BACKGROUND: Although homozygous mutations in the PTEN-induced putative kinase 1 (PINK1) gene have been unequivocally associated with early-onset Parkinson disease (PD), the role of single heterozygous PINK1 mutations is less clear. OBJECTIVE: To investigate the role of homozygous and heterozygous PINK1 mutations in a large German pedigree (family W). DESIGN: Mutation analysis of PINK1 and results of standardized neurological and motor examination by 3 independent movement disorder specialists, including blinded video rating. SETTINGS: University of Lübeck. PARTICIPANTS: Twenty family members. MAIN OUTCOME MEASURES: The PINK1 genotype and PD status of all family members. RESULTS: The index patient of family W carried a homozygous nonsense mutation (c.1366C>T; p.Q456X) and presented with a phenotype closely resembling idiopathic PD but with an onset at 39 years of age. The family included a total of 4 affected homozygous members (age, 60-71 years; age at onset, 39-61 years), 6 members with slight or mild signs of PD (affected) and a heterozygous mutation (age, 31-49 years), and 5 unaffected heterozygous mutation carriers (age, 34-44 years).

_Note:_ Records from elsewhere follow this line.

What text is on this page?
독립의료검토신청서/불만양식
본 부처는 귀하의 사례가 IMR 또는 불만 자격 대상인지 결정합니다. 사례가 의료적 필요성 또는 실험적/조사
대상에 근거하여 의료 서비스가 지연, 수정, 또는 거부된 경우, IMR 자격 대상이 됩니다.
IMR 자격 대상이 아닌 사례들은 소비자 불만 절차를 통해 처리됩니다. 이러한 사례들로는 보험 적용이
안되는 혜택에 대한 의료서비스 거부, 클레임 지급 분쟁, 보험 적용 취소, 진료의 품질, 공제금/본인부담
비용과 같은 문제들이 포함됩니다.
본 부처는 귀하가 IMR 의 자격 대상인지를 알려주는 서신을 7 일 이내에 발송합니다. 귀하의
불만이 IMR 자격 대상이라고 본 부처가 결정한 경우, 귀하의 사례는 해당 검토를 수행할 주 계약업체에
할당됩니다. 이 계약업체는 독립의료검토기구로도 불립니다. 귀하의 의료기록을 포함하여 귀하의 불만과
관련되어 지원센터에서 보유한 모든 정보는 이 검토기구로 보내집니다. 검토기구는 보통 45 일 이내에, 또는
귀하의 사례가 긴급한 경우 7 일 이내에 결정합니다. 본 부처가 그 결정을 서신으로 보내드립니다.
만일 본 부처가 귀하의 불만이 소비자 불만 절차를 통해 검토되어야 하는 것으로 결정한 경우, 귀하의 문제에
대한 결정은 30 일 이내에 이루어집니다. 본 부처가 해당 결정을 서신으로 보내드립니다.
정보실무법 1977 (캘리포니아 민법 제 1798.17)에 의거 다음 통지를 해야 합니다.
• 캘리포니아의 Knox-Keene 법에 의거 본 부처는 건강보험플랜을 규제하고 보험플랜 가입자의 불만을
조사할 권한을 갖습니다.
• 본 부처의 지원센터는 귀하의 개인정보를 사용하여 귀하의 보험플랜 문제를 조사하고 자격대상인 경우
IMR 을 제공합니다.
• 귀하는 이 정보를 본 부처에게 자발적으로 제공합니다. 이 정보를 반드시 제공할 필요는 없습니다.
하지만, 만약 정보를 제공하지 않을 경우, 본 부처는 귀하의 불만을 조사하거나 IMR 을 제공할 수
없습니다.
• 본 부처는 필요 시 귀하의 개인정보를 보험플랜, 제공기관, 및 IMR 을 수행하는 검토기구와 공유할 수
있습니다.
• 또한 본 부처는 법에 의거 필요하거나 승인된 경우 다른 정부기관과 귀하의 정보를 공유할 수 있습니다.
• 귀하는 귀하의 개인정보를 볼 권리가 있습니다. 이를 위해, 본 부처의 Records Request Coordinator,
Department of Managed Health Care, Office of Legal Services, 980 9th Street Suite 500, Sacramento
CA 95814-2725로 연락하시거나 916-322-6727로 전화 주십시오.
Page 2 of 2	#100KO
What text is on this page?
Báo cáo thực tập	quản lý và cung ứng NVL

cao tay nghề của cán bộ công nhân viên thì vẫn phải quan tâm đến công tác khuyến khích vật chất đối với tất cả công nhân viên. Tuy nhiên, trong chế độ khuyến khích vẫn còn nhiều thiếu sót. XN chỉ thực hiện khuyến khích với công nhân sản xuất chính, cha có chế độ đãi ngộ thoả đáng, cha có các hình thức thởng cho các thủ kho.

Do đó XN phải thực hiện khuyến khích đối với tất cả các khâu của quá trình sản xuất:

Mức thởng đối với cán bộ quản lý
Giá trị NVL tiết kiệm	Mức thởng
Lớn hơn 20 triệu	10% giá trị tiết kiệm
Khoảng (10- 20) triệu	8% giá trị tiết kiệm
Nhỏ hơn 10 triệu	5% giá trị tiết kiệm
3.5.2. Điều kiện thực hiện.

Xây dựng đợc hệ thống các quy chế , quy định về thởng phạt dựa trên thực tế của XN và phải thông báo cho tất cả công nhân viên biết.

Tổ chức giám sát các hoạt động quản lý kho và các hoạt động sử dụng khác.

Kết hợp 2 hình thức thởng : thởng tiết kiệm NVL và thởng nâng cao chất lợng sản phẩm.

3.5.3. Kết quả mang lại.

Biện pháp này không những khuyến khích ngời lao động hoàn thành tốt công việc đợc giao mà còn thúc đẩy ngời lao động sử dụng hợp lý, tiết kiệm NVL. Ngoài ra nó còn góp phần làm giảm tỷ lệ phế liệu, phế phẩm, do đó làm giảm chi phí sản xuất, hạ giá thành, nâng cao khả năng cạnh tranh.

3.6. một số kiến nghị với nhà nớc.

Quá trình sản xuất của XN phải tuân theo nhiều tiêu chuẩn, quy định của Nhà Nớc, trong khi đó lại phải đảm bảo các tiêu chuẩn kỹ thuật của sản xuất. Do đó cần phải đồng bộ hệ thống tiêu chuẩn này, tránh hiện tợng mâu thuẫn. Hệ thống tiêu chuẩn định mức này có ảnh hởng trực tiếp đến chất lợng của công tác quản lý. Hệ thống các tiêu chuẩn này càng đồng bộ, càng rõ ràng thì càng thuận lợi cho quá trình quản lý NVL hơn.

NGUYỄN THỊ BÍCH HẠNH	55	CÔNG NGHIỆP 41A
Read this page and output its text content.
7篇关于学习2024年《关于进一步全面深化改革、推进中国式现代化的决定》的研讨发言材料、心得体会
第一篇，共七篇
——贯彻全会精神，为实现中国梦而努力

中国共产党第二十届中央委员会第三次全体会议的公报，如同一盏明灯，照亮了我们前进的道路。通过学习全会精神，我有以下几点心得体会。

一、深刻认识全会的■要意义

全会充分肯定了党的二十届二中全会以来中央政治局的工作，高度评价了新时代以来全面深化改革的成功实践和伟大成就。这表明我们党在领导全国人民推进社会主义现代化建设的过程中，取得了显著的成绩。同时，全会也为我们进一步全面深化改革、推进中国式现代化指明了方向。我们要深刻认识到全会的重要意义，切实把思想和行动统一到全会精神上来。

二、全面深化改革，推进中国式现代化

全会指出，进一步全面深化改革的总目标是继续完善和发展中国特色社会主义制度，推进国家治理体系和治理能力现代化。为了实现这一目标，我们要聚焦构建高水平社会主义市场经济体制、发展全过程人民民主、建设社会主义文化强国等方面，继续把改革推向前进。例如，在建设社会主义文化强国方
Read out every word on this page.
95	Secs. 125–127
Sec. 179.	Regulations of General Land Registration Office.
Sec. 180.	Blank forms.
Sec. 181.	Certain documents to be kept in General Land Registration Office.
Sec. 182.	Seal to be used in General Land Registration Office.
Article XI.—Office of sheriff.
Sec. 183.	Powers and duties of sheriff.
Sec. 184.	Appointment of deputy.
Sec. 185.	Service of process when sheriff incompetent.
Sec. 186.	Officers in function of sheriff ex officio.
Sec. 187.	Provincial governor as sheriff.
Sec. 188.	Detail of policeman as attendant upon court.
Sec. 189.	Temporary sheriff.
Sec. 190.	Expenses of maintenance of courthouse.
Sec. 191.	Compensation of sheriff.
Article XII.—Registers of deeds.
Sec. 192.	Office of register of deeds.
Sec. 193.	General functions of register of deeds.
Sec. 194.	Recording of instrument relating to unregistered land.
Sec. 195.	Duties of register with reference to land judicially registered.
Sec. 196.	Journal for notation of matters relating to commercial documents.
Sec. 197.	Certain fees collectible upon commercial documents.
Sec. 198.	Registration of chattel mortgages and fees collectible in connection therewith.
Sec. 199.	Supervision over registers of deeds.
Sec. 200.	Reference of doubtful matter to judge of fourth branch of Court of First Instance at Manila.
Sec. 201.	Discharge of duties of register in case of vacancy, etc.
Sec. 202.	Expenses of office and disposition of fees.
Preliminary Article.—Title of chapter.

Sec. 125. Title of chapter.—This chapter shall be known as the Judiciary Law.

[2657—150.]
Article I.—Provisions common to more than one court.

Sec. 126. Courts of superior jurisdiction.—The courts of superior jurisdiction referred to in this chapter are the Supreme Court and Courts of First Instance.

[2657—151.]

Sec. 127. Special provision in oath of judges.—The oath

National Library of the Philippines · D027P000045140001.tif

Although none of the heterozygous affected family members was aware of their signs (asymptomatic), the clinical findings were unequivocal and predominantly or exclusively present on their dominant right-hand side, eg, unilaterally reduced or absent arm swing and unilateral rigidity. The heterozygous members were all considerably younger than the affected homozygous mutation carriers. CONCLUSIONS: Heterozygous PINK1 mutations may predispose to PD, as was previously suggested by the presence of dopamine hypometabolism in asymptomatic mutation carriers. Long-term follow-up of our large family W provides an excellent opportunity to further evaluate the role of single heterozygous PINK1 mutations later in life, which will have major implications on genetic counseling.